Was ist eine digitale Patientenakte?
Die digitale Patientenakte (auch elektronische Patientenakte oder ePA) ist die digitale Version der klassischen Papierakte. Sie bündelt alle patientenbezogenen Informationen an einem zentralen Ort: Anamnese, Diagnosen, Befunde, Laborwerte, Behandlungspläne, Medikationslisten und Korrespondenz. Der entscheidende Vorteil: Jede Information ist sofort auffindbar, strukturiert und sicher gespeichert.
Die wichtigsten Funktionen einer modernen ePA
- Zentrale Datenhaltung aller Patienteninformationen
- Chronologische Medical Timeline mit allen Behandlungen
- Integrierte Laborwertverwaltung mit Verlaufsdarstellung
- Medikationsmanagement mit Wechselwirkungsprüfung
- Digitale Dokumente mit elektronischer Signatur
- Verknüpfung mit Terminverwaltung und Abrechnung
Vorteile gegenüber der Papierakte
Der Umstieg auf die digitale Patientenakte bringt messbare Vorteile: Die durchschnittliche Suchzeit pro Patienteninformation sinkt von 5 Minuten auf unter 10 Sekunden. Handschriftliche Unleserlichkeit gehört der Vergangenheit an. Und bei einem Wasserschaden oder Brand sind Ihre Daten sicher in der Cloud gespeichert.

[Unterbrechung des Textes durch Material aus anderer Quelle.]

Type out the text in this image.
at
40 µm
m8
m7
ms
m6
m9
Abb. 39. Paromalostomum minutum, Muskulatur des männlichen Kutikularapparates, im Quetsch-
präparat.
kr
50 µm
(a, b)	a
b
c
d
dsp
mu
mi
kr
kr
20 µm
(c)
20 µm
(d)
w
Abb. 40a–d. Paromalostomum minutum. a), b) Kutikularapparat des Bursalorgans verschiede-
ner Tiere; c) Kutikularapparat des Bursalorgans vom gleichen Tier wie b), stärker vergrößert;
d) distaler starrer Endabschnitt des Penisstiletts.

Laut einer Umfrage des Deutschen Heilpraktikerverbands sparen Praxen mit digitaler Patientenakte durchschnittlich 7,5 Stunden pro Woche an Verwaltungszeit.

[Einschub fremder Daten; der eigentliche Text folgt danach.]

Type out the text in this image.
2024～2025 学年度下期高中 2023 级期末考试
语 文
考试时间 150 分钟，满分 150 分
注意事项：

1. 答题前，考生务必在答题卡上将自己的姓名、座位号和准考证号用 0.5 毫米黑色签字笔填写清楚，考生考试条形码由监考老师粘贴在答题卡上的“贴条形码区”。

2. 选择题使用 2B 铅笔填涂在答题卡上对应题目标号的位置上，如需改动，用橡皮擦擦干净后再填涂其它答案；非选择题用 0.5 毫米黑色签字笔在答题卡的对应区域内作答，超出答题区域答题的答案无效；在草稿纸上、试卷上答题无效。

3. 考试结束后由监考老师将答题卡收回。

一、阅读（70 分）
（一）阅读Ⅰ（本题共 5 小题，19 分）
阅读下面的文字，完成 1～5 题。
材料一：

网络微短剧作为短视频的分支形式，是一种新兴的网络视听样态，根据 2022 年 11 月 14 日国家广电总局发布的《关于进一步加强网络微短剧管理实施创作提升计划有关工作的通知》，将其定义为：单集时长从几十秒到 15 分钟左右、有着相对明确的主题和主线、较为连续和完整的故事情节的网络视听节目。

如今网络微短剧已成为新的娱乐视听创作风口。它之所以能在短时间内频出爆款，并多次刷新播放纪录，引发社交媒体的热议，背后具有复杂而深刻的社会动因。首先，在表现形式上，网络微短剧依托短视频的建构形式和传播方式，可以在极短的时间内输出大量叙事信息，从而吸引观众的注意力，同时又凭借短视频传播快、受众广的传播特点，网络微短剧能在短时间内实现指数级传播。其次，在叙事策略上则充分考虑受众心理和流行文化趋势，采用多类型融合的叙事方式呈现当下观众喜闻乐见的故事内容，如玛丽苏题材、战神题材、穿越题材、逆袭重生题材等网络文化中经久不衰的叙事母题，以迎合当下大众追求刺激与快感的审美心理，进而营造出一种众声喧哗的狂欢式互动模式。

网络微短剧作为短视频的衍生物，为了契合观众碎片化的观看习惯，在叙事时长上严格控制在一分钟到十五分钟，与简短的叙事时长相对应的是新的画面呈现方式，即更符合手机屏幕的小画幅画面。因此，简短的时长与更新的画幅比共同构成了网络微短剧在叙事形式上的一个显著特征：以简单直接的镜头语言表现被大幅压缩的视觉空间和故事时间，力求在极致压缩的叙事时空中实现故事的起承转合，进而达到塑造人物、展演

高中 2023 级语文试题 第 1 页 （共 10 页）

Datenschutz und DSGVO-Konformität
Patientendaten unterliegen besonderem Schutz. Eine DSGVO-konforme ePA muss verschlüsselte Datenübertragung (TLS), verschlüsselte Datenspeicherung (AES-256), Zugriffskontrollen mit Berechtigungsstufen, vollständige Audit-Logs und die Möglichkeit zur Datenlöschung auf Patientenwunsch bieten. Achten Sie auf Anbieter mit Serverstandorten in Deutschland.

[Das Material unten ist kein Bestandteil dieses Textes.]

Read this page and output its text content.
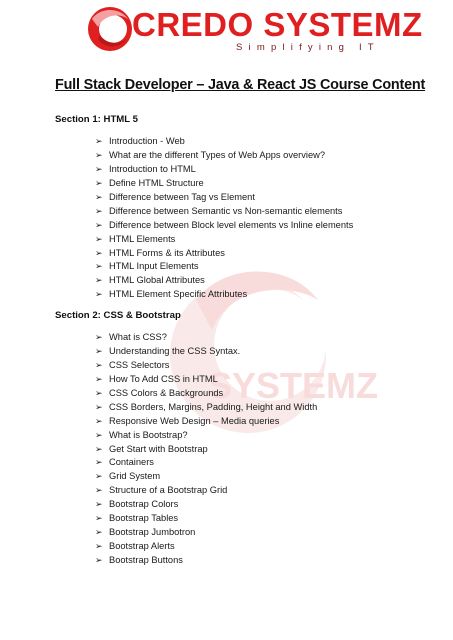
SYSTEMZ
CREDO SYSTEMZ
Simplifying IT
Full Stack Developer – Java & React JS Course Content
Section 1: HTML 5
➢ Introduction - Web
➢ What are the different Types of Web Apps overview?
➢ Introduction to HTML
➢ Define HTML Structure
➢ Difference between Tag vs Element
➢ Difference between Semantic vs Non-semantic elements
➢ Difference between Block level elements vs Inline elements
➢ HTML Elements
➢ HTML Forms & its Attributes
➢ HTML Input Elements
➢ HTML Global Attributes
➢ HTML Element Specific Attributes
Section 2: CSS & Bootstrap
➢ What is CSS?
➢ Understanding the CSS Syntax.
➢ CSS Selectors
➢ How To Add CSS in HTML
➢ CSS Colors & Backgrounds
➢ CSS Borders, Margins, Padding, Height and Width
➢ Responsive Web Design – Media queries
➢ What is Bootstrap?
➢ Get Start with Bootstrap
➢ Containers
➢ Grid System
➢ Structure of a Bootstrap Grid
➢ Bootstrap Colors
➢ Bootstrap Tables
➢ Bootstrap Jumbotron
➢ Bootstrap Alerts
➢ Bootstrap Buttons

Einführung in der Praxis: So gelingt der Umstieg
Der Umstieg auf die digitale Patientenakte gelingt am besten schrittweise. Beginnen Sie mit neuen Patienten und digitalisieren Sie Bestandsakten nach und nach. Die meisten Anbieter bieten Importfunktionen für bestehende Daten und persönliche Einführungsunterstützung.